Later, Baldr and Hödr reconcile with each other and return after Ragnarök in one accord at the creation of a new world building. However, the death of Baldr was only the beginning of his journey and should not have been his end.
In the epic battle on the day of Ragnarok, gods, giants, man and monsters destroyed each other and consecrated the world to certain doom. But it was also prophesied that the light figure Baldr would return from the realm of the dead at the end of Ragnarok and usher in the age of a new world with his brilliance.
In this new world, there was to be neither betrayal nor lies nor murder. It was also prophesied that a ruler would come whose sole power would command everything.
With the light figure Baldr happiness and beauty disappear from the world, with which the end of the gods, Ragnarök approaches. Since Baldr is the personification of the sun, his death is also associated with the solstices.

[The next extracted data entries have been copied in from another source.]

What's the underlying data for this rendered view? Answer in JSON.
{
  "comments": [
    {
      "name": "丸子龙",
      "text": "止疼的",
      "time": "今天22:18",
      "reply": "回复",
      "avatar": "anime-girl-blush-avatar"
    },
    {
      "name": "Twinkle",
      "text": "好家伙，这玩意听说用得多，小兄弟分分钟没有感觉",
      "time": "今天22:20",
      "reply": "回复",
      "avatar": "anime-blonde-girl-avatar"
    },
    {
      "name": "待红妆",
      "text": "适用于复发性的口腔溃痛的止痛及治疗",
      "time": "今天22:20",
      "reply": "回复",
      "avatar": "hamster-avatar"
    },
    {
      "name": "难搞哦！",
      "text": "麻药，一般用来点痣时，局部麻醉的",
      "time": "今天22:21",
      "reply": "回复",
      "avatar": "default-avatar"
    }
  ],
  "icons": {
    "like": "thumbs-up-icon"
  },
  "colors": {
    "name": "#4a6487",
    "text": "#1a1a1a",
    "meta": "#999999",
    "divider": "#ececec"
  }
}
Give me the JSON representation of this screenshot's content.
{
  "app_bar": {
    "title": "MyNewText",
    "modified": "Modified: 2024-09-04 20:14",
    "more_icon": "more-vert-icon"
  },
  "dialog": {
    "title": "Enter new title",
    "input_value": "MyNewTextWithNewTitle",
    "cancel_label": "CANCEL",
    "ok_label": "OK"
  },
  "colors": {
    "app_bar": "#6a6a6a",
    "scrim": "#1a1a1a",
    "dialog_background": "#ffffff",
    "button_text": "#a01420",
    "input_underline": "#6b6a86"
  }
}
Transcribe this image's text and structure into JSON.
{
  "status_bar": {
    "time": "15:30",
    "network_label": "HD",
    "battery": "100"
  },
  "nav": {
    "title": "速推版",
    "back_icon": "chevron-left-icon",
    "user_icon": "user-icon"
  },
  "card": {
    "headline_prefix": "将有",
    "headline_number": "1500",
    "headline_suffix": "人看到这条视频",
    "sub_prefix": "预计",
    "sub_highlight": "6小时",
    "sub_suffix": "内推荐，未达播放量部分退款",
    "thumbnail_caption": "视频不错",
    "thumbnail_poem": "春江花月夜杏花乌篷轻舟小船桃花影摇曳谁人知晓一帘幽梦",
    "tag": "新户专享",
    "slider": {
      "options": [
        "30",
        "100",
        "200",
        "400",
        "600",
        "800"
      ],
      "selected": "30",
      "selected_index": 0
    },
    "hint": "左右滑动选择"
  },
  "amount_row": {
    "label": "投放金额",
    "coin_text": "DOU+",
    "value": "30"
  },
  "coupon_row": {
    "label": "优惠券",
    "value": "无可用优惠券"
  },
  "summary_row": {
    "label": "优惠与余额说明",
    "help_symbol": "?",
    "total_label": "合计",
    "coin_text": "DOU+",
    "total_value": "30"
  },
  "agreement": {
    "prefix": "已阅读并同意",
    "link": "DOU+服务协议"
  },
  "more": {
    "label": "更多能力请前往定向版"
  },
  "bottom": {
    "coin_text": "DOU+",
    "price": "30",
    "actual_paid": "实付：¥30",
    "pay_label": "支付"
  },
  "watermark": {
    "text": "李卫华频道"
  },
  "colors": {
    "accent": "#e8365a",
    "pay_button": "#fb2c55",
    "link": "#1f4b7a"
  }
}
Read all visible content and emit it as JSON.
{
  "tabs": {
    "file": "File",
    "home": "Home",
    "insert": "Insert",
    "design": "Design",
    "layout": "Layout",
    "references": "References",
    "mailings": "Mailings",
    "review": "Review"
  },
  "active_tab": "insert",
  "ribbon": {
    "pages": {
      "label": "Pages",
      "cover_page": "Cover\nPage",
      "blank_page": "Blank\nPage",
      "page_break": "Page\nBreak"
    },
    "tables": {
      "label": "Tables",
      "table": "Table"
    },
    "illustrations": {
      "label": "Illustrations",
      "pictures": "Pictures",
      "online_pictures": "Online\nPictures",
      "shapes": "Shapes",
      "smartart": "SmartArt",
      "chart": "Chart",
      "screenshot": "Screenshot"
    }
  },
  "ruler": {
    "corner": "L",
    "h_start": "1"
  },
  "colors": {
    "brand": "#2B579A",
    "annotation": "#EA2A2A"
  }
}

Baldr is killed at the time of apparent invulnerability, just as the sun loses power on the day of its longest luminosity - June 21, the summer solstice - and thus the days become shorter again. From the winter solstice on, the days become longer again. The sun regains its strength, which heralds Baldr's coming rebirth.
Anthropologist J. Frazer argues that Baldr was a fertility god whose death was necessary to maintain life in the cosmos.